Conditional Separation as a Binary Relation. A Coq Assisted Proof

TL;DR

This paper extends the concept of d-separation in causality to infinite and cyclic graphs, characterizes it as a binary relation, and formalizes proofs using the Coq proof assistant, enabling more efficient reasoning.

Contribution

It introduces a novel binary relation perspective on d-separation, extending its applicability beyond acyclic graphs and formalizes the proofs with Coq.

Findings

Extended d-separation to infinite and cyclic graphs

Characterized d-separation as a binary relation

Formalized proofs using Coq proof assistant

Abstract

The concept of d-separation holds a pivotal role in causality theory, serving as a fundamental tool for deriving conditional independence properties from causal graphs. Pearl defined the d-separation of two subsets conditionally on a third one.
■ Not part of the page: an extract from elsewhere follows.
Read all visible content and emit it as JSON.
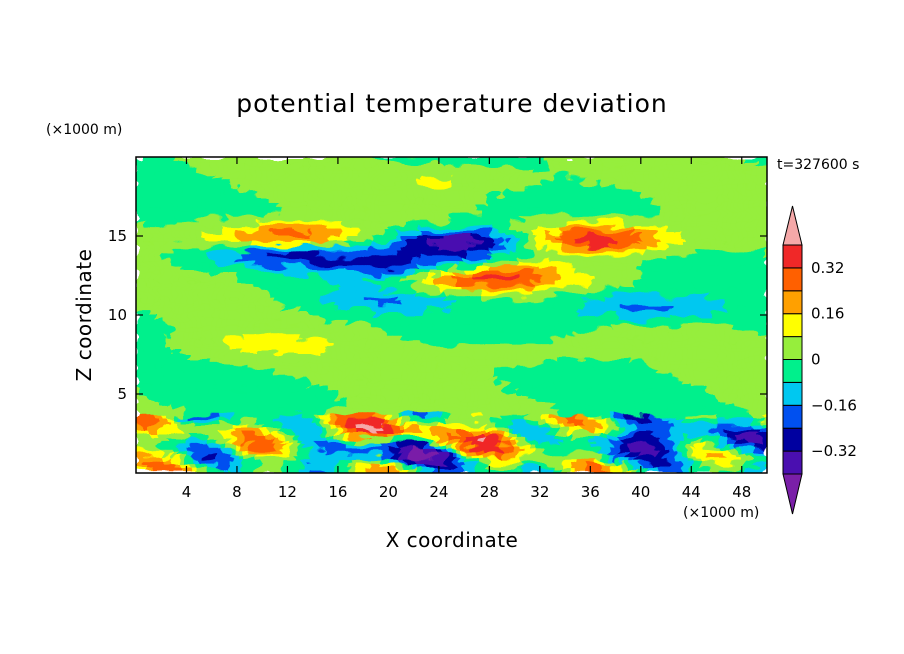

In this study, we present a novel perspective by showing i) how the d-separation can be extended beyond acyclic graphs, possibly infinite, and ii) how it can be expressed and characterized as a binary relation between vertices. Compared to the typical perspectives in causality theory, our equivalence opens the door to more compact and computational proofing techniques, because the language of binary relations is well adapted to equational reasoning. Additionally, and of independent interest, the proofs of the results presented in this paper are checked with the Coq proof assistant.